# xDelivery Data Analyst Challenge

### Background Info:

At a very high level, X provides a solution for retail and non-retail shippers who need a way to get their packages from their warehouses to their customers. We partner with three categories of businesses:

- Freight and Last Mile carriers (the former being responsible for dropping off bulk packages to a sortation facility or last mile inject facility anbd the latter responsible for delivering the ordered parcels to the end customer)
- Sortation centers (who receive bulk packages in a shipment then “sort” them onto trucks bound for different last mile carrier facility)
- Airline Cargo

We currently classify carriers into first and middle mile, or pick up from the client’s warehouse and deliver to a sortation center and/or to the last mile carrier facility, and last mile who are responsible for getting the package to the end customer.

### Prompt:

We are currently in the discovery phase of finding underperforming vendor partners.
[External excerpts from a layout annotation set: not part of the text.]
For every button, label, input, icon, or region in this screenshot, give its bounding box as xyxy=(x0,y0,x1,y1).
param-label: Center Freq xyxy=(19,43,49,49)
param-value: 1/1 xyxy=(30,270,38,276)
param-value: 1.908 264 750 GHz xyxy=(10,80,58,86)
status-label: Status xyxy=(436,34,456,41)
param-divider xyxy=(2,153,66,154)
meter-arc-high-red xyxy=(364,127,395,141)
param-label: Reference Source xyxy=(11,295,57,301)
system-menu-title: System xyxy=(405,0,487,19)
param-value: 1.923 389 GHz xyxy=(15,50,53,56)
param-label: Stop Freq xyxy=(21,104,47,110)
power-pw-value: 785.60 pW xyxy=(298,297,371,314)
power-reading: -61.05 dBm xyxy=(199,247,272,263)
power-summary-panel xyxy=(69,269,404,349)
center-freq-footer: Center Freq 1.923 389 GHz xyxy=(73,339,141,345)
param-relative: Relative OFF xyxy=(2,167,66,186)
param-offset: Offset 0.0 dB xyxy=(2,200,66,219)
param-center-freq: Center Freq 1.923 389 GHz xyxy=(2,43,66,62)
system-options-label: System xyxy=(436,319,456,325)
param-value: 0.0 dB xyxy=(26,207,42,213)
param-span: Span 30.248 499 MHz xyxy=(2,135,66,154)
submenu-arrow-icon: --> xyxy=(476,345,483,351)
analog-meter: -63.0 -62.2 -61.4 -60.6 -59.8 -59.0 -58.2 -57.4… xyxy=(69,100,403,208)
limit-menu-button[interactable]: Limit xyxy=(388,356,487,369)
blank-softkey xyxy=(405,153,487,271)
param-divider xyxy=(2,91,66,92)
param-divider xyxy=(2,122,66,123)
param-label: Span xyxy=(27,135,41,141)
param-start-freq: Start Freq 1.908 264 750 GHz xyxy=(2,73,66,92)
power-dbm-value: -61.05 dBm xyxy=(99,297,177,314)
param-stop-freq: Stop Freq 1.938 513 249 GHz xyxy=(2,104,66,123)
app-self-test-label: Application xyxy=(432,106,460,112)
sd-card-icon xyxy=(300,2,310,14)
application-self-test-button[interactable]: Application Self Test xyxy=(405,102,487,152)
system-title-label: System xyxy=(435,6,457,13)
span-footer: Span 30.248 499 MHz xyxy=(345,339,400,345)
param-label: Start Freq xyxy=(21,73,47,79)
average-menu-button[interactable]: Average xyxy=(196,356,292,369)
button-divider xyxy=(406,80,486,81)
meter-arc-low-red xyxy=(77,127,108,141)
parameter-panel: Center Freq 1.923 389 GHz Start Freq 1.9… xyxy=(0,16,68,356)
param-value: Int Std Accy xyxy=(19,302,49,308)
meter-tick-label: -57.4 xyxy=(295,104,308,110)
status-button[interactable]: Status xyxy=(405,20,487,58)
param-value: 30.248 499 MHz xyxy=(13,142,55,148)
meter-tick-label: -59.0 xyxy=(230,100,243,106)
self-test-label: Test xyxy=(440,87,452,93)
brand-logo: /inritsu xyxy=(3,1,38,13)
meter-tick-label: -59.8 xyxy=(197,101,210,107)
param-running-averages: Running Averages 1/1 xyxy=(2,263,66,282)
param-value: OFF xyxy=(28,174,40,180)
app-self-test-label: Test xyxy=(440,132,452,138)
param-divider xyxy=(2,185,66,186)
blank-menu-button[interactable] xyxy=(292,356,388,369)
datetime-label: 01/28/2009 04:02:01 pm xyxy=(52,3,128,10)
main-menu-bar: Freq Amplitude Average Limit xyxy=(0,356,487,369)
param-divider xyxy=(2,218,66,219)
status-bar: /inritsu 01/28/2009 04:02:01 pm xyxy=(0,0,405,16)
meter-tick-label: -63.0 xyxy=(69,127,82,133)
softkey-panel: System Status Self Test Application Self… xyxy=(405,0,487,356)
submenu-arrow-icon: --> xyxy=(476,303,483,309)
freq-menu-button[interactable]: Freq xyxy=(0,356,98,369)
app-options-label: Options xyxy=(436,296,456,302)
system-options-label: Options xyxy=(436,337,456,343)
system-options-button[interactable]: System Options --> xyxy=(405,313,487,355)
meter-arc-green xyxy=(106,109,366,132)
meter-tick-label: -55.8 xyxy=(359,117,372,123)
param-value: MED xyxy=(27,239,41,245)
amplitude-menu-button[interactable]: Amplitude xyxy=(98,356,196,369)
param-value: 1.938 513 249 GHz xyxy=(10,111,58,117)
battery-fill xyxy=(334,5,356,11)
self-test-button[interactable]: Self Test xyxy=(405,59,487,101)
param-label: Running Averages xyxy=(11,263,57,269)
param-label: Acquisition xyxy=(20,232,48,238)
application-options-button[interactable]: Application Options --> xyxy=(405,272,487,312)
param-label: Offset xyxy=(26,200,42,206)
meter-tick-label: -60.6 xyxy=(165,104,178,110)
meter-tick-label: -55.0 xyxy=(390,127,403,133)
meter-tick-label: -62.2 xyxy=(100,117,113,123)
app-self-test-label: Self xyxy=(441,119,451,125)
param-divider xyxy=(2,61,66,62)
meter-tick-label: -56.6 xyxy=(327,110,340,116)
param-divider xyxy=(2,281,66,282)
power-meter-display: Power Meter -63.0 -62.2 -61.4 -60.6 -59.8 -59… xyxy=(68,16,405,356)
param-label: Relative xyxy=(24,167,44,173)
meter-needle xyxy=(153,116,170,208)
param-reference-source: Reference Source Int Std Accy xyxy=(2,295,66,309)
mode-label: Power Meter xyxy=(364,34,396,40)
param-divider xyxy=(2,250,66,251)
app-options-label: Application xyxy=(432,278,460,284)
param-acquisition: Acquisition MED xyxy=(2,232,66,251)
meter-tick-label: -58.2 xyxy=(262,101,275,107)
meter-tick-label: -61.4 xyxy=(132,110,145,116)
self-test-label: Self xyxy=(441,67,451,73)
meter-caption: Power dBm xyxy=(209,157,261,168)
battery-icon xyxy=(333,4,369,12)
Unfortunately we only have the datapoints in the attached dataset.

### Some key points:

- We currently have a nationwide delivery SLA (service level agreement) of five business days (excl. postal holidays and weekends).
- For the purposes of this exercise, we have not included Airline cargo data.
- A typical successful delivery path goes one of two ways:
    - client > sort facility > last mile carrier > end customer
    - client > last mile carrier > end customer


### Questions:

- Are we meeting our nationwide SLA for all of our customers? Please provide any visualizations / charts that may help illustrate your findings.
- Are there any high-level recommendations you can make given the data provided?
- What are some other recommendations you could make, not necessarily related to the service level agreement, with the given data
- What are some analyses you would like to make but can’t with the current data? What datapoint would you find helpful to include?

In [110]:
import pandas as pd
import numpy as np
import matplotlib.pyplot as plt
import plotly.express as px

In [111]:
# load data
data_path = r"C:\Users\kisha\Documents\projects\scientificProject\xDelivery_challenge\data\analyst_data_challenge.xlsx"
data = pd.read_excel(data_path, sheet_name='data')
# data.head()

## Total Number of Parcels Per Organization
> This metric shows which organization demands more logistical resources.
#### Top 5 Organizations
1. BuiltBar
2. Turning Point Brands
3. Electric Tobacconist
4. Savvi
5. Demand Group

#### Bottom 5 Organizations
1. Glas Inc
2. EightCig
3. Mad Vapes
4. Designer Brands - DSW
5. Windship Trading

In [112]:
# get total shipments per organization
data['Organizations Name'].value_counts()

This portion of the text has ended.